Let $u\in\operatorname{C}^{2}(\mathbb{R}^{N+1})$ be a solution of

$$\begin{cases} \partial_{t}^{2}u(x,t) - \Delta_{x} u(x,t) = 0,\text{ for } (x,t)\in\mathbb{R}^{N+1}\\ u(\cdot, 0) = u_0\\ \partial_{t} u(\cdot,0) = u_1 \end{cases}$$ Suppose there exists a $t_0\in\mathbb{R}$ such that $u(\cdot,t_0)$ has compact support. How to show that, for each $t\in\mathbb R$, $u(\cdot,t)$ has compact support. This is exercise 2 of the Chapter 5 on Folland's Introduction to PDE.

I tried to solve the problem by considering the function $w(x,t) = u(x,t_0 - t)$. Then, $w$ is a solution of the problem

$$\begin{cases} \partial_{t}^{2}w(x,t) - \Delta_{x} w(x,t) = 0,\text{ for } (x,t)\in\mathbb{R}^{N+1}\\ w(\cdot, 0) = u(\cdot, t_0)\\ \partial_{t} w(\cdot,0) = \partial_{t}u(\cdot, t_0) \end{cases}$$

Let $B\subset\mathbb{R}^{N}$ be a ball, whose center is $x_0$ and radius $R$, such that $\operatorname{supp}u(\cdot,t_0)\subseteq B$. Then, by the above theorem, $w$ is zero in the set $$\left\{(x,t)\in\mathbb{R}^{N+1}:t \leq \big||x-x_0| - R\big|\right\}$$ But I could not conclude for all $t$.

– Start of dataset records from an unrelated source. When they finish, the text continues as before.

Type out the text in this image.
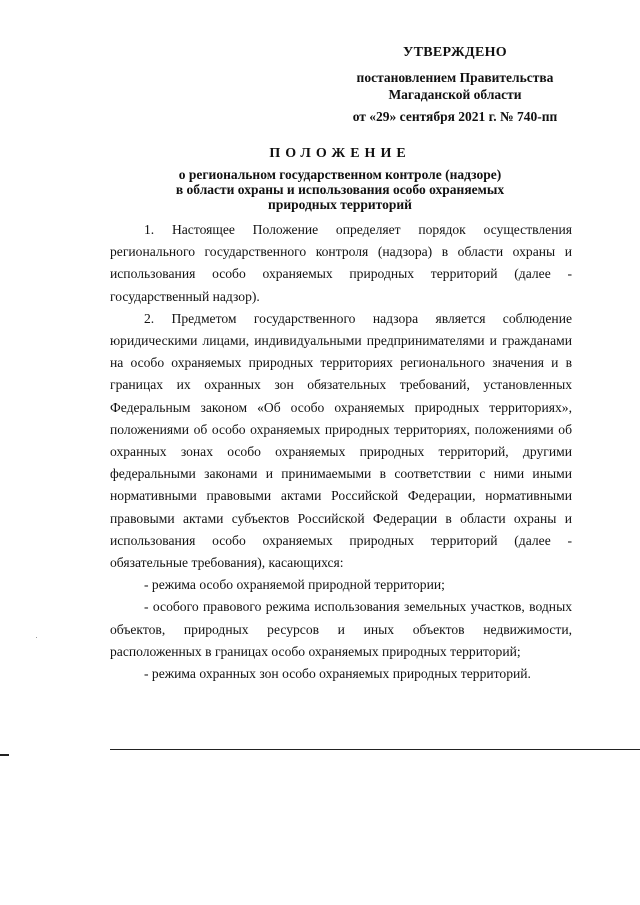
УТВЕРЖДЕНО
постановлением Правительства
Магаданской области
от «29» сентября 2021 г. № 740-пп
ПОЛОЖЕНИЕ
о региональном государственном контроле (надзоре)
в области охраны и использования особо охраняемых
природных территорий

1. Настоящее Положение определяет порядок осуществления регионального государственного контроля (надзора) в области охраны и использования особо охраняемых природных территорий (далее - государственный надзор).

2. Предметом государственного надзора является соблюдение юридическими лицами, индивидуальными предпринимателями и гражданами на особо охраняемых природных территориях регионального значения и в границах их охранных зон обязательных требований, установленных Федеральным законом «Об особо охраняемых природных территориях», положениями об особо охраняемых природных территориях, положениями об охранных зонах особо охраняемых природных территорий, другими федеральными законами и принимаемыми в соответствии с ними иными нормативными правовыми актами Российской Федерации, нормативными правовыми актами субъектов Российской Федерации в области охраны и использования особо охраняемых природных территорий (далее - обязательные требования), касающихся:

- режима особо охраняемой природной территории;

- особого правового режима использования земельных участков, водных объектов, природных ресурсов и иных объектов недвижимости, расположенных в границах особо охраняемых природных территорий;

- режима охранных зон особо охраняемых природных территорий.
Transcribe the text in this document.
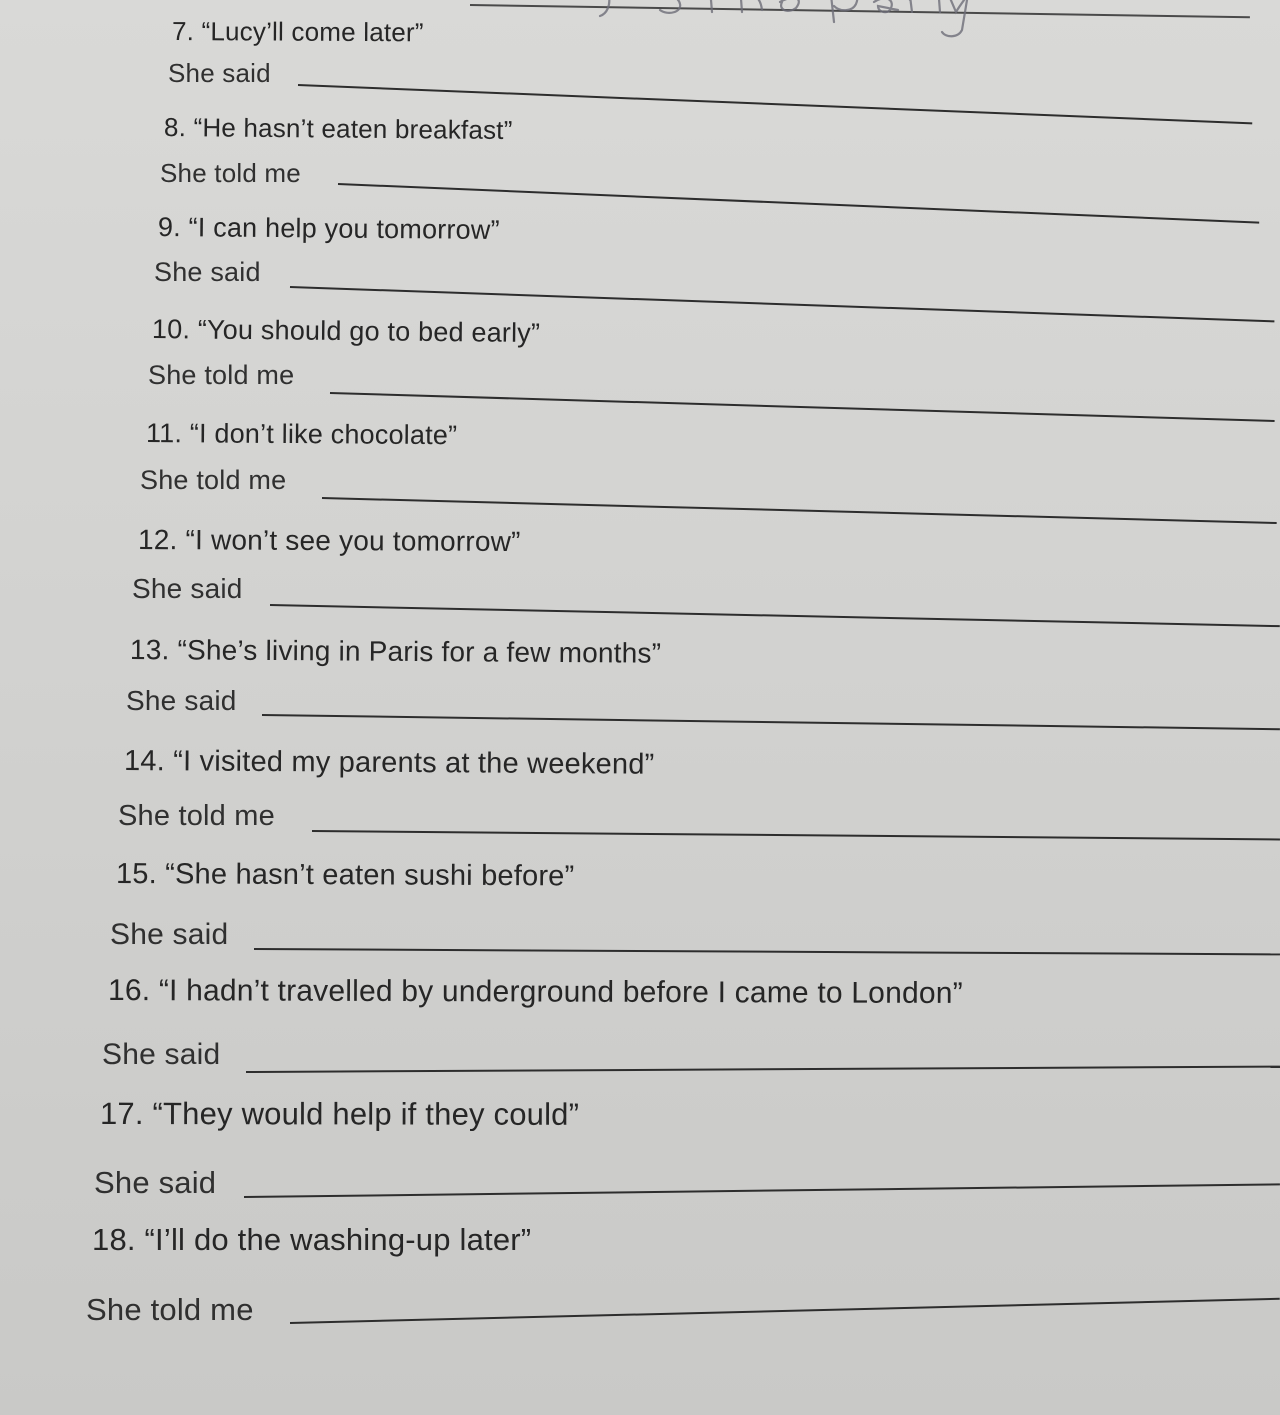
the party
7. “Lucy’ll come later”
She said
8. “He hasn’t eaten breakfast”
She told me
9. “I can help you tomorrow”
She said
10. “You should go to bed early”
She told me
11. “I don’t like chocolate”
She told me
12. “I won’t see you tomorrow”
She said
13. “She’s living in Paris for a few months”
She said
14. “I visited my parents at the weekend”
She told me
15. “She hasn’t eaten sushi before”
She said
16. “I hadn’t travelled by underground before I came to London”
She said
17. “They would help if they could”
She said
18. “I’ll do the washing-up later”
She told me
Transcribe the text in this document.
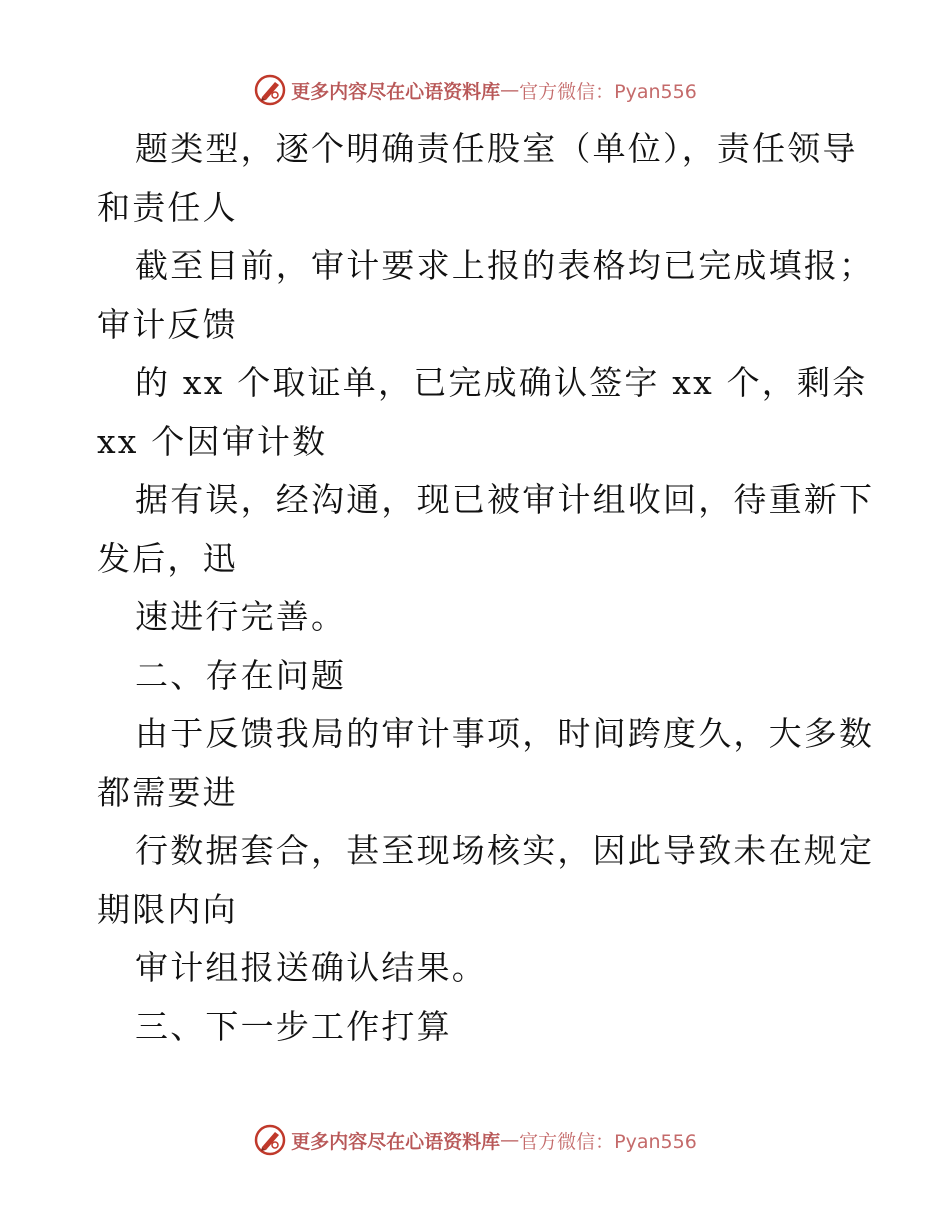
更多内容尽在心语资料库 — 官方微信：Pyan556
题类型，逐个明确责任股室（单位），责任领导
和责任人
截至目前，审计要求上报的表格均已完成填报；
审计反馈
的 xx 个取证单，已完成确认签字 xx 个，剩余
xx 个因审计数
据有误，经沟通，现已被审计组收回，待重新下
发后，迅
速进行完善。
二、存在问题
由于反馈我局的审计事项，时间跨度久，大多数
都需要进
行数据套合，甚至现场核实，因此导致未在规定
期限内向
审计组报送确认结果。
三、下一步工作打算
更多内容尽在心语资料库 — 官方微信：Pyan556
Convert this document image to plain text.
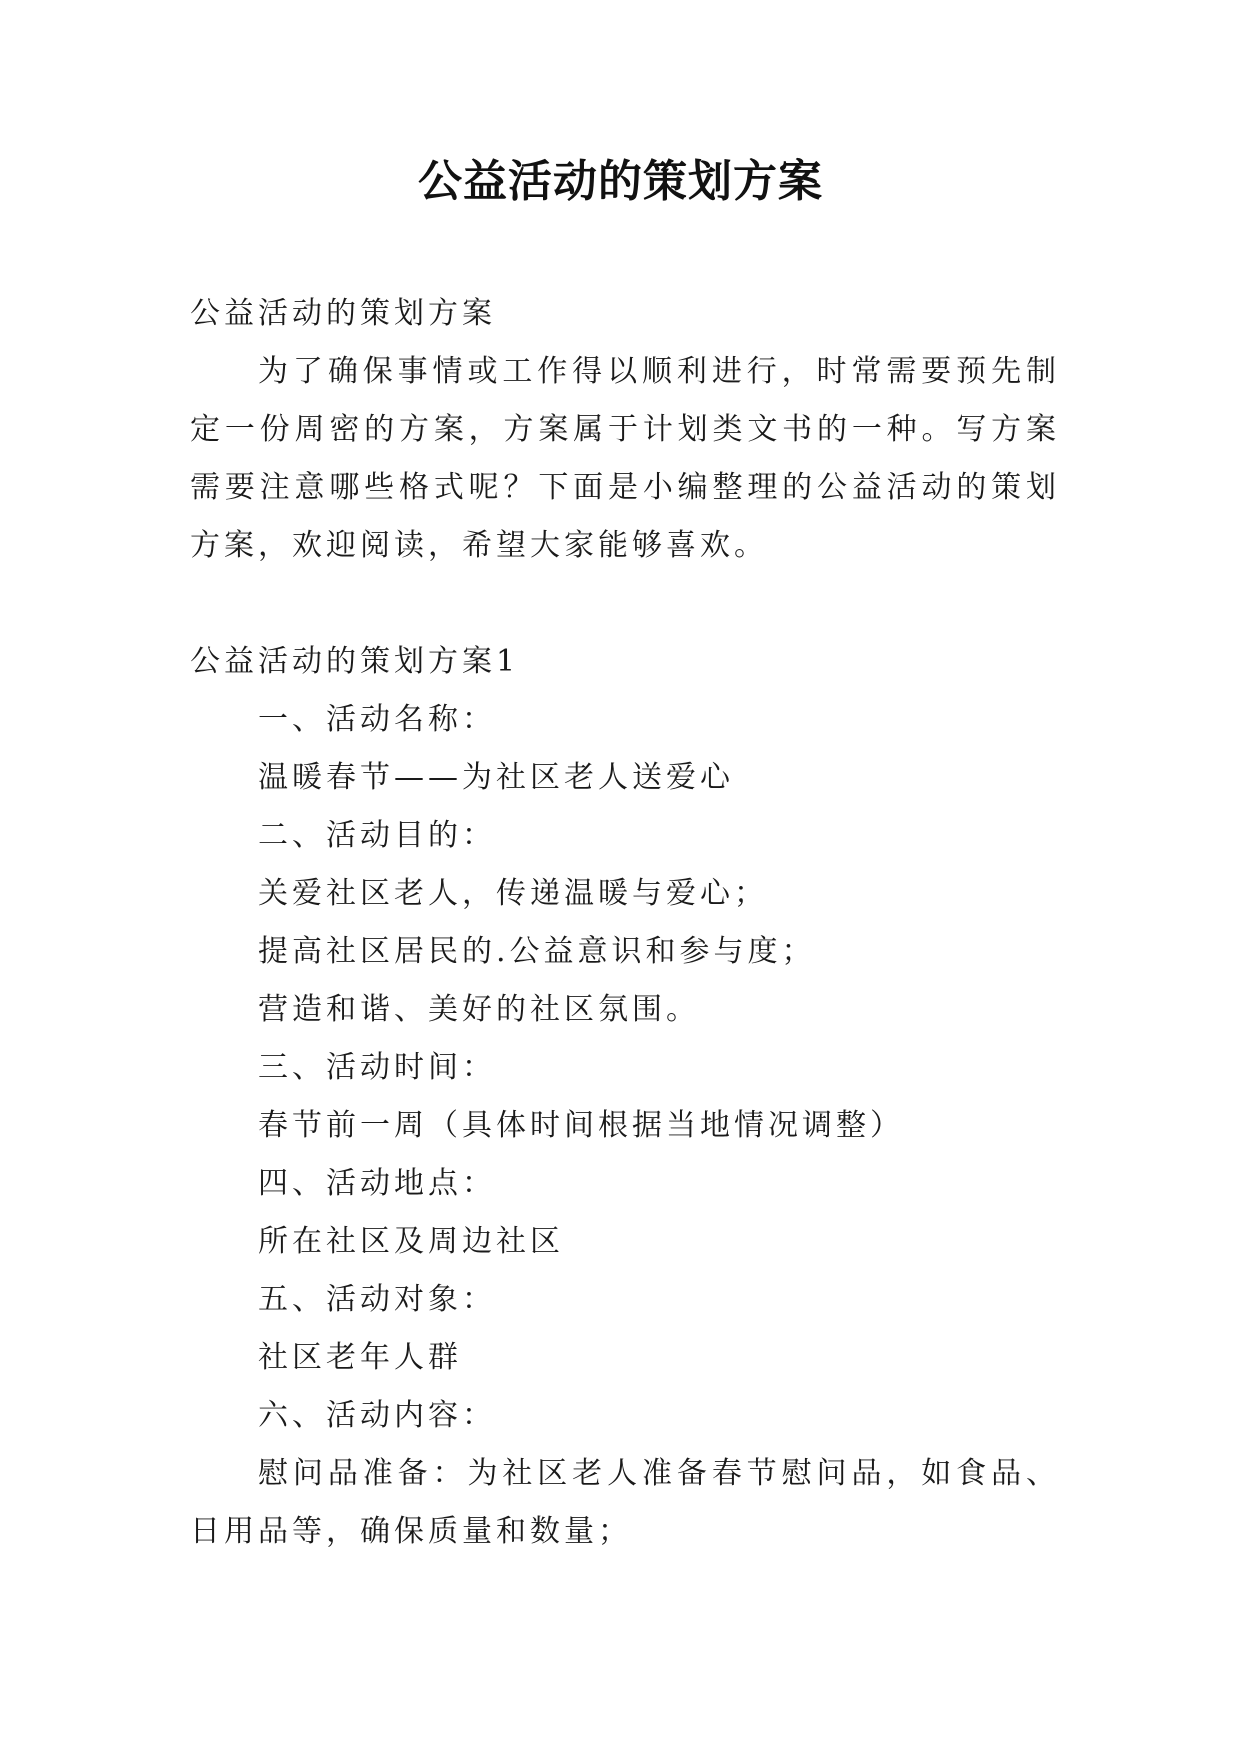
公益活动的策划方案

公益活动的策划方案

为了确保事情或工作得以顺利进行，时常需要预先制定一份周密的方案，方案属于计划类文书的一种。写方案需要注意哪些格式呢？下面是小编整理的公益活动的策划方案，欢迎阅读，希望大家能够喜欢。

公益活动的策划方案1

一、活动名称：

温暖春节——为社区老人送爱心

二、活动目的：

关爱社区老人，传递温暖与爱心；

提高社区居民的.公益意识和参与度；

营造和谐、美好的社区氛围。

三、活动时间：

春节前一周（具体时间根据当地情况调整）

四、活动地点：

所在社区及周边社区

五、活动对象：

社区老年人群

六、活动内容：

慰问品准备：为社区老人准备春节慰问品，如食品、日用品等，确保质量和数量；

$w$ is zero in the set $\left\{(x,t)\in\mathbb{R}^{N+1}:t \leq \big||x-x_0| - R\big|\right\}$
This isn't correct. Try $t=0$ here to see why. The correct conclusion is
$w$ is zero in the set $\left\{(x,t)\in\mathbb{R}^{N+1}: |x-x_0| \ge |t|+R \right\}$
You are done. Just rephrase the conclusion: for every $t$, the support of the function $w(\cdot,t)$ is contained in the set $\left\{x\in\mathbb{R}^{N}: |x-x_0| \le |t|+ R\right\}$. So it is compact. Same holds for $u$, by translation.